When the bride's brother sets out against all odds to find her, his path will cross those of Princeton's most formidable people, from Grover Cleveland, fresh out of his second term in the White House and retired to town for a quieter life, to soon-to-be commander in chief Woodrow Wilson, president of the University, and a complex individual obsessed to the point of madness with his need to retain power; from the young Socialist idealist Upton Sinclair, to his charismatic comrade Jack London, and the most famous writer of the era, Samuel Clemens/ Mark Twain--all plagued by "accursed" visions.

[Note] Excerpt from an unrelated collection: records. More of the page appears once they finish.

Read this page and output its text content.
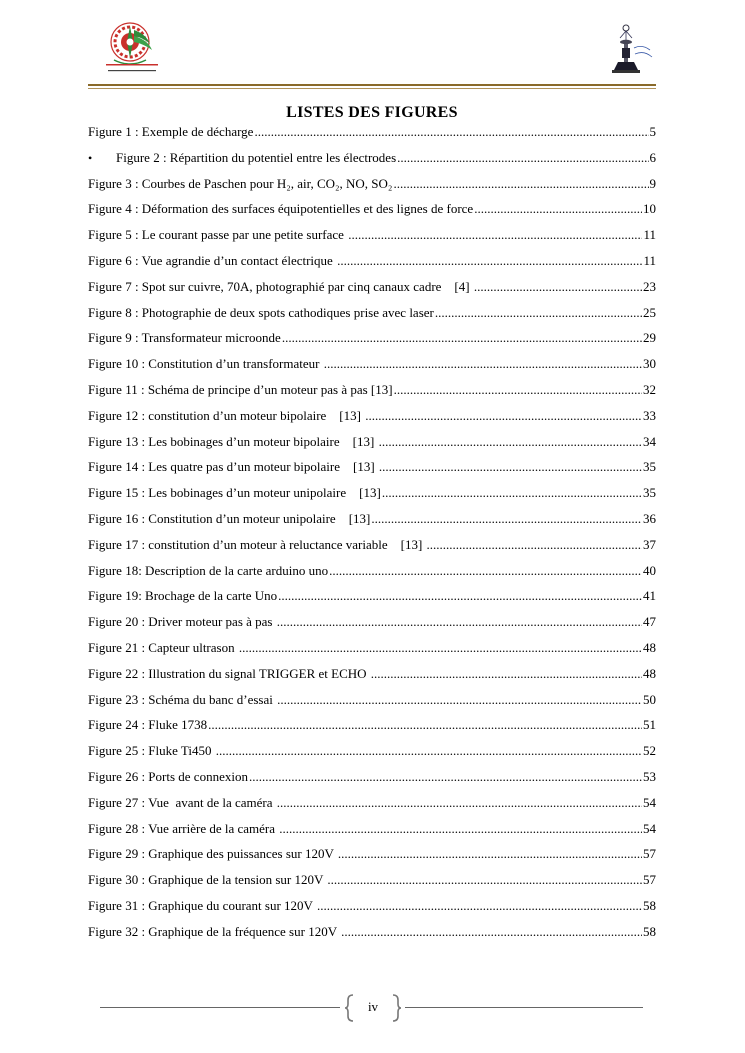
LISTES DES FIGURES
Figure 1 : Exemple de décharge .....	5
•	Figure 2 : Répartition du potentiel entre les électrodes .....	6
Figure 3 : Courbes de Paschen pour H₂, air, CO₂, NO, SO₂ .....	9
Figure 4 : Déformation des surfaces équipotentielles et des lignes de force .....	10
Figure 5 : Le courant passe par une petite surface .....	11
Figure 6 : Vue agrandie d’un contact électrique .....	11
Figure 7 : Spot sur cuivre, 70A, photographié par cinq canaux cadre    [4] .....	23
Figure 8 : Photographie de deux spots cathodiques prise avec laser .....	25
Figure 9 : Transformateur microonde .....	29
Figure 10 : Constitution d’un transformateur .....	30
Figure 11 : Schéma de principe d’un moteur pas à pas [13] .....	32
Figure 12 : constitution d’un moteur bipolaire    [13] .....	33
Figure 13 : Les bobinages d’un moteur bipolaire    [13] .....	34
Figure 14 : Les quatre pas d’un moteur bipolaire    [13] .....	35
Figure 15 : Les bobinages d’un moteur unipolaire    [13] .....	35
Figure 16 : Constitution d’un moteur unipolaire    [13] .....	36
Figure 17 : constitution d’un moteur à reluctance variable    [13] .....	37
Figure 18: Description de la carte arduino uno .....	40
Figure 19: Brochage de la carte Uno .....	41
Figure 20 : Driver moteur pas à pas .....	47
Figure 21 : Capteur ultrason .....	48
Figure 22 : Illustration du signal TRIGGER et ECHO .....	48
Figure 23 : Schéma du banc d’essai .....	50
Figure 24 : Fluke 1738 .....	51
Figure 25 : Fluke Ti450 .....	52
Figure 26 : Ports de connexion .....	53
Figure 27 : Vue  avant de la caméra .....	54
Figure 28 : Vue arrière de la caméra .....	54
Figure 29 : Graphique des puissances sur 120V .....	57
Figure 30 : Graphique de la tension sur 120V .....	57
Figure 31 : Graphique du courant sur 120V .....	58
Figure 32 : Graphique de la fréquence sur 120V .....	58
iv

Narrated with Oates's unmistakable psychological insight, The Accursed combines beautifully transporting historical detail with chilling supernatural elements to stunning effect.
About the Author
Oates, Joyce Carol: -
Joyce Carol Oates is a recipient of the National Medal of Humanities, the National Book Critics Circle Ivan Sandrof Lifetime Achievement Award, the National Book Award, and the 2019 Jerusalem Prize, and has been several times nominated for the Pulitzer Prize. She has written some of the most enduring fiction of our time, including the national bestsellers We Were the Mulvaneys; Blonde, which was nominated for the National Book Award; and the New York Times bestseller The Falls, which won the 2005 Prix Femina. She is the Roger S. Berlind Distinguished Professor of the Humanities at Princeton University and has been a member of the American Academy of Arts and Letters since 1978.